2014/03/14

SPEŁNIAM ZACHCIANKI - MICHAEL KORS




Był sobie kiedyś taki jeden post, o -> ten. Już nie będę pisać czyj to post ;) Uuuuuuu, kiedy to było... październik 2013. Nie należę do cierpliwych, nie było łatwo, ale jest, w końcu, i u mnie :)
 
Marzeń mam sporo, jeszcze więcej planów. Są te małe i większe, te poważniejsze i te bardziej banalne. Są myśli o podróżach, są plany zawodowe, są marzenia dot. zmian w mieszkaniu/mieszkania i wiele, wiele innych. Ale wszystkie są dla mnie ważne i wszystkie mam zamiar konsekwentnie realizować. 
Ta torebka wpadła mi w oko jak tylko wpatrzyłam ją u Marti te kilka miesięcy temu i bardzo, bardzo jej zapragnęłam. Bo nie za duża i nie za mała, bo z wykończeniami w kolorze złota no i tak, bo to Michael Kors. Lubię design jego torebek, ale lubię i samą markę więc skoro już mogę sobie pozwolić to nie mam zamiaru sobie żałować.
No i dziś o tym jednym mini marzeniu bo nazywanie jej zakupu marzeniem jako takim byłoby jednak przesadą. To zachciewajka, którą bardzo chciałam sobie spełnić. Spełniłam, cieszę się bardzo. Cieszycie się troszkę ze mną? :)
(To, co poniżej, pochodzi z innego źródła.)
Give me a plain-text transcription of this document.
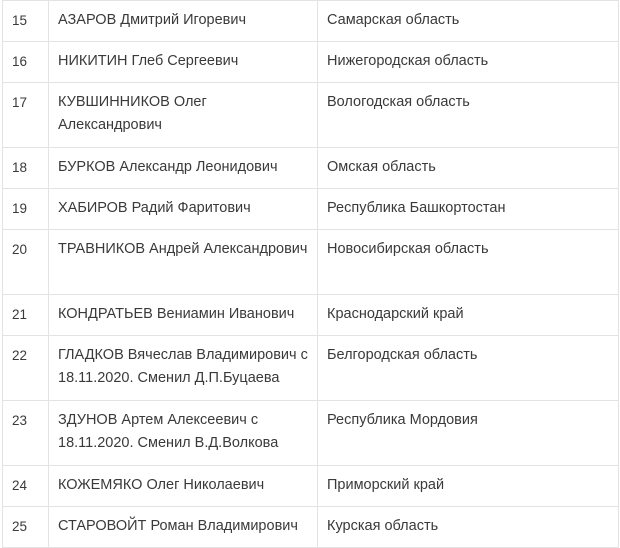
15	АЗАРОВ Дмитрий Игоревич	Самарская область
16	НИКИТИН Глеб Сергеевич	Нижегородская область
17	КУВШИННИКОВ Олег Александрович	Вологодская область
18	БУРКОВ Александр Леонидович	Омская область
19	ХАБИРОВ Радий Фаритович	Республика Башкортостан
20	ТРАВНИКОВ Андрей Александрович	Новосибирская область
21	КОНДРАТЬЕВ Вениамин Иванович	Краснодарский край
22	ГЛАДКОВ Вячеслав Владимирович с 18.11.2020. Сменил Д.П.Буцаева	Белгородская область
23	ЗДУНОВ Артем Алексеевич с 18.11.2020. Сменил В.Д.Волкова	Республика Мордовия
24	КОЖЕМЯКО Олег Николаевич	Приморский край
25	СТАРОВОЙТ Роман Владимирович	Курская область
Torebka Marti, która mnie zainspirowała jest czarna, moja to bordo. Nie jest za duża, nie jest za mała, to taka torebka podręczna. Nie zmieści książki, ale mieści spokojnie mój portfel, chusteczki, kosmetyczką podręczną, grzebień, klucze i okularyTo wszystko na powierzchni 26 cm szerokości i 17 cm wysokości.


Z przodu mała kieszonka ekstra, ja tam na przykład ostatnio wpakowałam bilety do kina i gumy do żucia :) Środek zaś to komora główna oraz na jednej ze stron pojedyńcza kieszeń, na drugiej 8 dzielonych kieszonek o mniejszej wielkości.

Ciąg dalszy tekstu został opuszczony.